Controle de doenças e suas estratégias
O foco principal é a brusone neste tipo de cultivo, mas também temos outras doenças de difícil controle, se olharmos para o histórico de frustrações que ocorreram na última década. Manchas foliares e bacterioses têm sido doenças de difícil controle, além da brusone. Exigem uma atenção destacada nas estratégias de controle.
Em anos de maior frequência de chuvas, o número de aplicações tem sido elevado, bem acima da média. A brusone, por sua característica imprevisível e potencial destrutivo, quando tem a balança do clima a seu favor, obriga o produtor a calendarizar suas aplicações de fungicida.

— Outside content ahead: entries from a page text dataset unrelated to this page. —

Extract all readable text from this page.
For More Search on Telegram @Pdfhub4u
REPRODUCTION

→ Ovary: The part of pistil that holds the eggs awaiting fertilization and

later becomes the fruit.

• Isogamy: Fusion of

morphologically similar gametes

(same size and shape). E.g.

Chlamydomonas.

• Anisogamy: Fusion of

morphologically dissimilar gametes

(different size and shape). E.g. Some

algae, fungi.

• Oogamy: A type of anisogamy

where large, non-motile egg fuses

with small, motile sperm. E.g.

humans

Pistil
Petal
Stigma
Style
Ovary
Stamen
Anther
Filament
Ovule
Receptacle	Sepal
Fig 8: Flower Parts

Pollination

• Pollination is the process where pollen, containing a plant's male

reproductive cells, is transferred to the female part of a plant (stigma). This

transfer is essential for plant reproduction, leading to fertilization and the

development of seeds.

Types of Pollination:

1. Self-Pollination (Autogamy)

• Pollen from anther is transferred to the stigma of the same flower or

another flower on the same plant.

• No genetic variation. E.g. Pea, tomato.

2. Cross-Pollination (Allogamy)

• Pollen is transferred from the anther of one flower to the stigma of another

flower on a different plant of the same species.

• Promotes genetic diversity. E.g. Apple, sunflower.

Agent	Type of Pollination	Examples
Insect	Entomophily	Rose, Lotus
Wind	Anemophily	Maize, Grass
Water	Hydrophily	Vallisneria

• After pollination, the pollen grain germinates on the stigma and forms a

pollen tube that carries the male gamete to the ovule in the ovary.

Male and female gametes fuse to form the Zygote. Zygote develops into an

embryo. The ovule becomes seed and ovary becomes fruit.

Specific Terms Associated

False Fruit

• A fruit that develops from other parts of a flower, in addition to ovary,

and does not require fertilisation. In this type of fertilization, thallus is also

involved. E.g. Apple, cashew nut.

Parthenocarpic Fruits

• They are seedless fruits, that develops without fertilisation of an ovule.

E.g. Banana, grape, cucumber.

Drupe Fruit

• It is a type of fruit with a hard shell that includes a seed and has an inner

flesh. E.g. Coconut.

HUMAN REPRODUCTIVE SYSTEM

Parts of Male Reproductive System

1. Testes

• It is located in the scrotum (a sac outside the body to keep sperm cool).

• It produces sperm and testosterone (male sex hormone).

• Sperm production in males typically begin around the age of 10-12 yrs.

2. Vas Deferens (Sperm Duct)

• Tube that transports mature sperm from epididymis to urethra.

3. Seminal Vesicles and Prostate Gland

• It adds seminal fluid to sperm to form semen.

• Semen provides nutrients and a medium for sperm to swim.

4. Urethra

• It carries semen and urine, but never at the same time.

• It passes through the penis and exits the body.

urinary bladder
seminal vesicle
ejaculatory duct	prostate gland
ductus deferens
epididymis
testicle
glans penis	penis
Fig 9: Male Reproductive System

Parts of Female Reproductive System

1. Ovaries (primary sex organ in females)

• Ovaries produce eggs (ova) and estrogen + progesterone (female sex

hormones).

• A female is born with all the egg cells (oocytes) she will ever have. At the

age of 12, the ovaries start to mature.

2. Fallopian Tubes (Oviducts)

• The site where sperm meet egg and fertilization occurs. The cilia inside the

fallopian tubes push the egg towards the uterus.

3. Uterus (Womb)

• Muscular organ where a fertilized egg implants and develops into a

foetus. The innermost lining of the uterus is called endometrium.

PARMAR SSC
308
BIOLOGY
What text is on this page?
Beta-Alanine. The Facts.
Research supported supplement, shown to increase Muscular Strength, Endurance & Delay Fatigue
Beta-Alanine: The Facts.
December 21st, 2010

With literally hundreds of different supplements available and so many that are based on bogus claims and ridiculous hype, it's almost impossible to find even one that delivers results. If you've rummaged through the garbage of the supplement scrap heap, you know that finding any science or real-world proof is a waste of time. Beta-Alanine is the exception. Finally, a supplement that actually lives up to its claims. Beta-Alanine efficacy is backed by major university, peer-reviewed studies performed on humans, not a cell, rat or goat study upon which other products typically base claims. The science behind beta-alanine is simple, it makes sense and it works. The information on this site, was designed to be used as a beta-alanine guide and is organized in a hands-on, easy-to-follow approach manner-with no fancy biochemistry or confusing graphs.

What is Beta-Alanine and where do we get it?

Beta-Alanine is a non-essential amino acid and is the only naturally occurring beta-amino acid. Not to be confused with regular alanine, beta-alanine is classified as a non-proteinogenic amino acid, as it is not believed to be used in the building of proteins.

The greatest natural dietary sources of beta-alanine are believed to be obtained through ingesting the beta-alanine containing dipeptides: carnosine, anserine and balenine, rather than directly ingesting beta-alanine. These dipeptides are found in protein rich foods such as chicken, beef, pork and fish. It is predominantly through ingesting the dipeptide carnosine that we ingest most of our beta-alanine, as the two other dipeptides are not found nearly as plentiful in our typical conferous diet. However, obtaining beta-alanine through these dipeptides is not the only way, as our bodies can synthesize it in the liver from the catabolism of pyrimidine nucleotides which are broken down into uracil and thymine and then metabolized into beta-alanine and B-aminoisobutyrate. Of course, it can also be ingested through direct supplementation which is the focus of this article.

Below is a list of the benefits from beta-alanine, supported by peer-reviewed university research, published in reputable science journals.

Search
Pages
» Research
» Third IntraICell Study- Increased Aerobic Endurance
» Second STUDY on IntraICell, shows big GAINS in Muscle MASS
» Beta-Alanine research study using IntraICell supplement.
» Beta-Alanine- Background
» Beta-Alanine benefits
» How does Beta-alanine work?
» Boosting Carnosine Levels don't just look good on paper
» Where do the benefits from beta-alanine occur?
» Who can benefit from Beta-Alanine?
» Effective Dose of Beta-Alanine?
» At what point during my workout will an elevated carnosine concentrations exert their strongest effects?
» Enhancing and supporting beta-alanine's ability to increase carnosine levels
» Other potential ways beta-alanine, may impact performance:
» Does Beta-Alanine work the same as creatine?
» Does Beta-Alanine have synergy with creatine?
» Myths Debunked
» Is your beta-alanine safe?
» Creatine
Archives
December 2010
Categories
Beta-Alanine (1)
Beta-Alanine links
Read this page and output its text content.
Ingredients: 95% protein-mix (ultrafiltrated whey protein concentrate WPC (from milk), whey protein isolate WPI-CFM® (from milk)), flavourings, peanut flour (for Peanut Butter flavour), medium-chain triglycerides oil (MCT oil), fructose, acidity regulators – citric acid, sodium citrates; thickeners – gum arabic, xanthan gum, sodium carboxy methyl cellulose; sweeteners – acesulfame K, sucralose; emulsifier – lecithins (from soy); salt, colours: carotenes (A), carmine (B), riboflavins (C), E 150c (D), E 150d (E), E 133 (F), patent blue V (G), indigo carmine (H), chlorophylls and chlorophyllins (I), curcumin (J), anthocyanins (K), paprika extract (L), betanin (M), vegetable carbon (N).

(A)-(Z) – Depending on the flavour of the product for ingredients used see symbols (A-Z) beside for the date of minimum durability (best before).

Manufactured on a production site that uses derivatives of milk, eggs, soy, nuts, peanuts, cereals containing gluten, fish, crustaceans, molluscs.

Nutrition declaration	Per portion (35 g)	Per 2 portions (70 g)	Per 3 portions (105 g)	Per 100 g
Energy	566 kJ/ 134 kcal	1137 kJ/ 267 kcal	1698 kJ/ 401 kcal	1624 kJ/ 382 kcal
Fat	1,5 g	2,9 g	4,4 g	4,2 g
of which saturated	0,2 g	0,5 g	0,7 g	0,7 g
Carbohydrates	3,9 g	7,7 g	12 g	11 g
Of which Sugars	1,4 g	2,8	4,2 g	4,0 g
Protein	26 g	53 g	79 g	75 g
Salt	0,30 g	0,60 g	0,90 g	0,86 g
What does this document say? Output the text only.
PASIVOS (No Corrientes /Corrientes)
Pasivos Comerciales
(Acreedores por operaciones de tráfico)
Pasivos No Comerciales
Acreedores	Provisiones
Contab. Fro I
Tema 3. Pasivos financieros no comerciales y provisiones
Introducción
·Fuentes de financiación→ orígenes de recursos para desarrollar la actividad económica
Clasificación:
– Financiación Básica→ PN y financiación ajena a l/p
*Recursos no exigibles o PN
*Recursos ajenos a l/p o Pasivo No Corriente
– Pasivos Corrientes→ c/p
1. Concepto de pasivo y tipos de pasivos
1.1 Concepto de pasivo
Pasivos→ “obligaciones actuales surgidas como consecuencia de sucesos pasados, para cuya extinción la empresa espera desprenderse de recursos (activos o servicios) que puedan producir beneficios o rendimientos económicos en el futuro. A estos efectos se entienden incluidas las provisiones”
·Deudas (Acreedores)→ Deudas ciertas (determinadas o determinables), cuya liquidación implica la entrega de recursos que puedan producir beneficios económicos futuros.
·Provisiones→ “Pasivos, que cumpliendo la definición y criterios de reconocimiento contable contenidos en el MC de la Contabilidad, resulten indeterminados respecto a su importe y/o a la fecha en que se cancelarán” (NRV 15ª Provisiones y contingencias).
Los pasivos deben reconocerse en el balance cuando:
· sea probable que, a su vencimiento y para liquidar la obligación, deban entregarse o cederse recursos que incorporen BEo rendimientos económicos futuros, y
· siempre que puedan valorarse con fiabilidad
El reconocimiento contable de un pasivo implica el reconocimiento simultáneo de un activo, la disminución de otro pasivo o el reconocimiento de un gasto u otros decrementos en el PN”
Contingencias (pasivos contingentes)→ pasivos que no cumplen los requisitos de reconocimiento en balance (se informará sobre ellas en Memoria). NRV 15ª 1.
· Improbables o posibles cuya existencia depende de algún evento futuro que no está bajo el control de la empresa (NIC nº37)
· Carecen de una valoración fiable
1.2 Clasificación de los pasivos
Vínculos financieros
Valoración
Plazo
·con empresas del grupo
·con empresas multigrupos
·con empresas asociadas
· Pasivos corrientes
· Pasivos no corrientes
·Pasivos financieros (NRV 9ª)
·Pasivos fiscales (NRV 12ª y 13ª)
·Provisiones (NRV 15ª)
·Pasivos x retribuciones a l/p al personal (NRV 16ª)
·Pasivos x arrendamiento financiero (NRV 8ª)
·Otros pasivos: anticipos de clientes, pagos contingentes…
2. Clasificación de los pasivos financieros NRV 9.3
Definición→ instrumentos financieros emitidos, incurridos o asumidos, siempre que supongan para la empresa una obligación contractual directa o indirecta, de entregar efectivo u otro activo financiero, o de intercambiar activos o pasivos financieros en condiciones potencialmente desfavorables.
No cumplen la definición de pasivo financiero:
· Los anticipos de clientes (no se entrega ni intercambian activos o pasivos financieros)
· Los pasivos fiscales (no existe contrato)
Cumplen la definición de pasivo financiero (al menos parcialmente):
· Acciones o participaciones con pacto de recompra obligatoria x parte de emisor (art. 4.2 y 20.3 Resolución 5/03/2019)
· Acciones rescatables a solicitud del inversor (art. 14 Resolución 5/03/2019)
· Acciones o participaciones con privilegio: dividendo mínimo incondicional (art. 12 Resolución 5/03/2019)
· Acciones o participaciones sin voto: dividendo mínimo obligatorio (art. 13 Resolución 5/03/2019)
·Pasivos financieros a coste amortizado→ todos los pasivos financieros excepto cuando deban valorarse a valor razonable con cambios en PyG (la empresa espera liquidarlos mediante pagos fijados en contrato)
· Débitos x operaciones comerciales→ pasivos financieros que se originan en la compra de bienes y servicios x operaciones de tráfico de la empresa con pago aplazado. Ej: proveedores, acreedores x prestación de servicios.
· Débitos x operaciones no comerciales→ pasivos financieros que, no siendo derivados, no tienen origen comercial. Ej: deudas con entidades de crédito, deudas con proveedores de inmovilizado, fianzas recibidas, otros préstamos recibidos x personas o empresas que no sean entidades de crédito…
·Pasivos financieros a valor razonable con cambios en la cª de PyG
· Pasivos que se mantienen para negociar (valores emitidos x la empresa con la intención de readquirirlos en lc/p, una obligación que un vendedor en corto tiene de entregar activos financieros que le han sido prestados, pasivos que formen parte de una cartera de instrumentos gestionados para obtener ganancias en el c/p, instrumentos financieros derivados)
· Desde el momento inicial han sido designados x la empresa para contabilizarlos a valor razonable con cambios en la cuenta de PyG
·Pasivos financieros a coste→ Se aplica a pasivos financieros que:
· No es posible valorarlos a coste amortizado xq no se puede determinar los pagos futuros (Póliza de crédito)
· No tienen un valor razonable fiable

Cada previsão de chuva após o estádio de espigamento exige da lavoura o velho ditado de estratégia de guerra: “chuva significa ataque de arqueiros de flechas ao castelo da lavoura. A defesa são soldados de escudo, ou seja, espiga protegida!”. A frequência de tratamentos fungicidas pode variar de sete a 21 dias, dependendo do clima e da intensidade da chuva.
Conclusão
A “receita de bolo”, na verdade, é o conhecimento gerado sobre o cultivo de trigo safrinha pela pesquisa. A dificuldade do produtor sempre será associar o que vai acontecer em cada ano com os fundamentos e os dados da pesquisa. A tomada de decisão correta para cada situação é que determina o sucesso da lavoura de safrinha.